Девушка тут же повернулась и, достав из кармана куртки связку ключей (видимо, краденых отцовских), пошла мимо длинного стола для заседаний к двери в предбанник.

– Как все просто! – усмехнулся молодой человек.

Картина отъехала в сторону, утонув в выступе стены, обнажая панель с экраном и тумблерами.

– Послушай, – молодой человек обернулся к подруге, – а это точно то самое? Никаких запоров. Даже подозрительно.

Она сбросила капюшон, обнажая бритую голову, обернулась.

– То.

– Уверена? Не ловушка для идиотов?

Девушка заперла дверь и двинулась обратно. Ее бледное, удлиненное лицо при голом черепе и общей сильной худобе придавали ей вампирское очарование.

– Не ловушка. Папа мне это все показывал, когда я еще была маленькая.

– Ты и сейчас еще маленькая, – сказал молодой человек. Девушка приблизилась, и они, без всяких предварительных движений, слились в тяжелом, длинном поцелуе. Дочь Модеста Михайловича, не прерывая поцелуя, высвободила руку из объятия и побежала на ощупь пальцами по пульту, подумала немного, выбирая между двумя тумблерами, и решительно щелкнула, изящно изогнув тонкую гибкую кисть. Стена рядом с камином наполнилась сдобным гудением.

– Да, – сказал молодой человек, отрываясь от подруги, – надо работать. Открывай.

Девушка поставила тубус вертикально и тою же самой изящной кистью стала отламывать у него верхушку.

Молодой человек заинтересованно рассматривал пульт.

Тубус был открыт, и из него появился средней длины обрезок арматуры.

Рука молодого человека медленно протянулась к пульту, щелкнул тумблер. Экран после короткого раздумья осветился.

– Может работать, как телевизор, – сказала девушка, вручая другу приготовленное железо. Он взял его в левую руку, правую оставляя для манипуляций с тумблерами.

Влюбленные снова начали страстно целоваться. Девушка делала это самозабвеннее. Зажмурилась, оплела длинными кожаными руками туловище своего гения. Он же глаз не закрывал и обнимал подругу лишь локтями, оставляя свободными кисти рук.

* * *

И вот я где-то лечу. Вокруг не полностью черно, но ничего не видно. Хотя я даже не знаю, открыты ли у меня глаза, но точно знаю, что это не имеет никакого значения.

Что с сознанием? Громоздкая метафора с льдиной и поземкой сильно ускромнилась, и теперь отыскать в себе я могу лишь буквально какой-то мазок несчастной прохлады в области потухшего солнечного сплетения. К тому же понятно, что и это вот-вот перестанет иметь хоть какое-нибудь значение.

Страшно? Если только заставить себя задуматься над этим, но это трудно, соскальзываешь мыслью в расслабленное равнодушие. Главное – отчетливое ощущение полета, и причем вне заостренной скорлупы, в которую я так легкомысленно улегся.

Сам лечу. Куда, не знаю.

Кажется, сейчас начну что-то видеть.

Световой коридор?

Самого себя из-под потолка?

Неполная темнота становится все более не темной.

* * *

Не прерывая длинного, замедленного поцелуя, молодой человек с удлиненным черепом, удерживал на весу кусок арматуры правой рукой, левой переключал каналы. Экран, занимавший половину площади пульта, работал, как обычный телевизор, причем только в режиме передачи новостей бегущими в два этажа строками.

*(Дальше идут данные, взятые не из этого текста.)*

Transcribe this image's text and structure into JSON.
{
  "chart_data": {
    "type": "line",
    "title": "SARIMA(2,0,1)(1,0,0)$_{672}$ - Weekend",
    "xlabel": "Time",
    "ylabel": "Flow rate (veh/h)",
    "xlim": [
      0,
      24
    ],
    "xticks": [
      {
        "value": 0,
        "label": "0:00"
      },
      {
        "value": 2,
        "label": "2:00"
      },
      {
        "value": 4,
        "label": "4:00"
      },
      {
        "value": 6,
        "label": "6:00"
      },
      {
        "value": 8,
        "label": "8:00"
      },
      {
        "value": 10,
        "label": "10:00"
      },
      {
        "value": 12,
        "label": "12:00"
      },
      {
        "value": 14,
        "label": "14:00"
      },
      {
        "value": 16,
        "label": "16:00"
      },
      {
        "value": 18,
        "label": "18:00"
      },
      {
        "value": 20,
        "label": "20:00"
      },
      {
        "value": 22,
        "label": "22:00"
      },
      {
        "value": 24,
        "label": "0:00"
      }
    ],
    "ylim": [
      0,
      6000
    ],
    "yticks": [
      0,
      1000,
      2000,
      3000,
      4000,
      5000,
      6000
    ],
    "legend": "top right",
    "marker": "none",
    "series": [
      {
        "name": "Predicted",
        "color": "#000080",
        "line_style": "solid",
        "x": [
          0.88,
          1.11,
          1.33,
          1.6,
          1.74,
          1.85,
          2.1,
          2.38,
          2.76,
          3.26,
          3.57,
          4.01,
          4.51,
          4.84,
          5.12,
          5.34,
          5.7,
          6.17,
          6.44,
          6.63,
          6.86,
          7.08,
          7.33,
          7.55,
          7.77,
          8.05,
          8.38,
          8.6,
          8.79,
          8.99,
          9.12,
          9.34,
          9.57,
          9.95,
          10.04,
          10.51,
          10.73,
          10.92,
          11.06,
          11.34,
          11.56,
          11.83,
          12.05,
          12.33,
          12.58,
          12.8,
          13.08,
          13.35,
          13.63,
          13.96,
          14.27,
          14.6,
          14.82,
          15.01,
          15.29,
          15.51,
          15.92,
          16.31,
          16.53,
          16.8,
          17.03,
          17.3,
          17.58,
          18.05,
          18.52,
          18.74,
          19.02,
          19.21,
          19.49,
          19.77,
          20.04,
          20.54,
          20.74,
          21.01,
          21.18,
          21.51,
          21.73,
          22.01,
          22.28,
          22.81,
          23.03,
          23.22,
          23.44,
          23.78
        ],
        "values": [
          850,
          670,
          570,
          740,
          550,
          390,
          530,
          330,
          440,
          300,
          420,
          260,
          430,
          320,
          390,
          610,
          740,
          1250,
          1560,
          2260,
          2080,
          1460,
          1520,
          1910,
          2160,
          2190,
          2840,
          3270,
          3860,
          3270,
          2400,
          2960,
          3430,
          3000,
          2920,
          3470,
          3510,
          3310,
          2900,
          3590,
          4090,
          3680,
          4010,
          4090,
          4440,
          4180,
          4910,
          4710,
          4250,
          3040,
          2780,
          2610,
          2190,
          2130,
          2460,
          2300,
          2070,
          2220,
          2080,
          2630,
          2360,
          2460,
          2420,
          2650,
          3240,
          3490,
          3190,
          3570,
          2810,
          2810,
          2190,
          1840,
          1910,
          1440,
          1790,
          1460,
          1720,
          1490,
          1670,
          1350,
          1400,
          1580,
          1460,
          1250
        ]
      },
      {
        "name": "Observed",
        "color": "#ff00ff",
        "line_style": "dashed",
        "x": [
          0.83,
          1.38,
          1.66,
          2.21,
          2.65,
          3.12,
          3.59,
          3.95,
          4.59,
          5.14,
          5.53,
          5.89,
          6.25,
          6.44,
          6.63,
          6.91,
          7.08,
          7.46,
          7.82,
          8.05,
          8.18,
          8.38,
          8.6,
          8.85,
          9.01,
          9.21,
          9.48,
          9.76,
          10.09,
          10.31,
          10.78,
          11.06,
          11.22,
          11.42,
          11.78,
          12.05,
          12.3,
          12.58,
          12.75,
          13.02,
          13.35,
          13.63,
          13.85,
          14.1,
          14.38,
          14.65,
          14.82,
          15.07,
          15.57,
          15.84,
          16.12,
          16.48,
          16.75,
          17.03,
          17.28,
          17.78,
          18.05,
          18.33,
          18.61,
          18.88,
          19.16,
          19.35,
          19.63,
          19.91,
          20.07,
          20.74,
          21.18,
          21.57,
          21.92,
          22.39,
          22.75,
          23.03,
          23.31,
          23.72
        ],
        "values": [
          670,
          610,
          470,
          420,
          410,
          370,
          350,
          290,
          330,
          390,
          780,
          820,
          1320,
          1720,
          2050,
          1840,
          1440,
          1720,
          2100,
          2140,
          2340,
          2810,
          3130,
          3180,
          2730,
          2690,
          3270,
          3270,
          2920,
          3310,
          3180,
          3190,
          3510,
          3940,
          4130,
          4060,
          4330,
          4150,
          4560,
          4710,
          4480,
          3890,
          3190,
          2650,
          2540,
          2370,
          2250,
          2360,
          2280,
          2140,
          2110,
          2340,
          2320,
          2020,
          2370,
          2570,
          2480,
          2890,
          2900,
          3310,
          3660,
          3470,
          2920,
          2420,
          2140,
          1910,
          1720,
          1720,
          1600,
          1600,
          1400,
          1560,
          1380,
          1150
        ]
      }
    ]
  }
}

«Заказчики убийства А. Политковской наперегонки дают показания!»

«Борис Гребенщиков признался, что автором песни “Город золотой” является не он, а господин Хвостенко».

«Китайские спортсмены в массовом порядке отказываются от золотых медалей Пекинской Олимпиады, утверждая, что принимали страшные дозы неизвестного допинга».

«Роман Абрамович передает свою яхту дому престарелых моряков в Мурманске».

«Американские солдаты и офицеры согласились вернуть ценности, награбленные в музеях Вавилона».

«Польское правительство выступило с заявлением о том, что признает вину своего государства за гибель 85 тысяч русских солдат из армии Тухачевского в лагерях военнопленных после войны 1920 года из-за нечеловеческих условий содержания».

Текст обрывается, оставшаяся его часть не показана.